Have you ever tried to scrape off a gelatinous mass covering a canned ham with a plastic knife or thinly slice a rubbery hunk of Velveeta? How about saw through and thinly slice day old crusty bread?
While I was
madly sawing, one teacher sat at the piano playing a nice soothing prelude, the principal and secretary greeted and seated the Mums and grandparents. Just after the preliminary salutations by the principal had been made and I had the children in their positions and we were about to begin with the program the
fire alarm went off.
We quickly evacuated the building and since this was not a planned fire drill, fire trucks raced into the schoolyard, sirens blaring, horns honking and lights flashing.
After the school was surveyed and declared safe for entering, the freezing parents, students and staff returned to the auditorium for the program…the fire chief reported that someone had pulled the fire alarm…
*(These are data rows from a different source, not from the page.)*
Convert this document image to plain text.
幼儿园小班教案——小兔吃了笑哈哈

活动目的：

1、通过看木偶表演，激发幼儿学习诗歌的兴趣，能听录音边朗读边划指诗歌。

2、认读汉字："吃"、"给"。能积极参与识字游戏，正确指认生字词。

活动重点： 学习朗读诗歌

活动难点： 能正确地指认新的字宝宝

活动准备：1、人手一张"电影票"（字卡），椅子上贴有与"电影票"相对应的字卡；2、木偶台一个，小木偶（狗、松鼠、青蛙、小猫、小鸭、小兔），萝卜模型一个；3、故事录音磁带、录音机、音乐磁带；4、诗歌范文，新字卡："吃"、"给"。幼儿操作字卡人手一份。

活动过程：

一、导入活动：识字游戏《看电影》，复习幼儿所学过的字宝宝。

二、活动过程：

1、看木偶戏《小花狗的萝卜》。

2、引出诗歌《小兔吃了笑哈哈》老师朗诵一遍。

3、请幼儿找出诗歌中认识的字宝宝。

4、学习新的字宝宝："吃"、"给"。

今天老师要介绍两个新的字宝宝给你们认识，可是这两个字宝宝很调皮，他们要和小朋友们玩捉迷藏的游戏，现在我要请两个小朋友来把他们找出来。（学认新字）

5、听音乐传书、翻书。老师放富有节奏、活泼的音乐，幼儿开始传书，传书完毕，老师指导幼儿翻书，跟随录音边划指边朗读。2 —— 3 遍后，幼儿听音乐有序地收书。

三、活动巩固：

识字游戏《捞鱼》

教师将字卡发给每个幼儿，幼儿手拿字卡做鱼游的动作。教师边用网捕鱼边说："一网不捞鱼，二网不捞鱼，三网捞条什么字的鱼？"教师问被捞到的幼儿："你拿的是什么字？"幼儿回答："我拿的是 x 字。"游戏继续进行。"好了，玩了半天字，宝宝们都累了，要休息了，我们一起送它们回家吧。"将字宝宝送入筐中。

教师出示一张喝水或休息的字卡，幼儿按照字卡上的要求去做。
During the Tea & Sandwich Time, a family of four from Barbados was seated near the food table. The youngest boy, a first grader did
The Ultimate Gross Out.
On the first day of school during the first hour of school of every single year that I taught school, I told the children that I had
F.O.B.
(this is to be pronounced slowly and stilted.)
Fear
Of
Barf
If you ever feel sick, do not raise your hand.
If you feel woozy and puny, do not walk by my desk.
If you feel like you are gonna hurl, go directly to the B.R.
Once you are through and have washed your face and hands, come directly to me and I will pet your head and pat your shoulder and call your Mommy.
I have F.O.B.
There are two things that can
strike fear in the heart of a teacher:
Lice and Barf.
Back to the Mother’s Day Tea Time and Andy, the first grader…
It was
barf-o-rama right there, next to the mutilated food table, in the same room as Mrs. P.
Mr. and Mrs. NameChangedToProtectTheirIdentity looked at one another and then at their son.
Mrs. NCTPTI leaned over to Mr. NCTPTI and in a loud voice proclaimed, “
Andy is having a sick up,” and continued to eat cookies.
My little school did not have a full-time janitor.
I have
F.O.B.
I’m sure it will be a special day for you and your son.
School events are always interesting. Be sure to sit in the front row so you won’t miss a thing!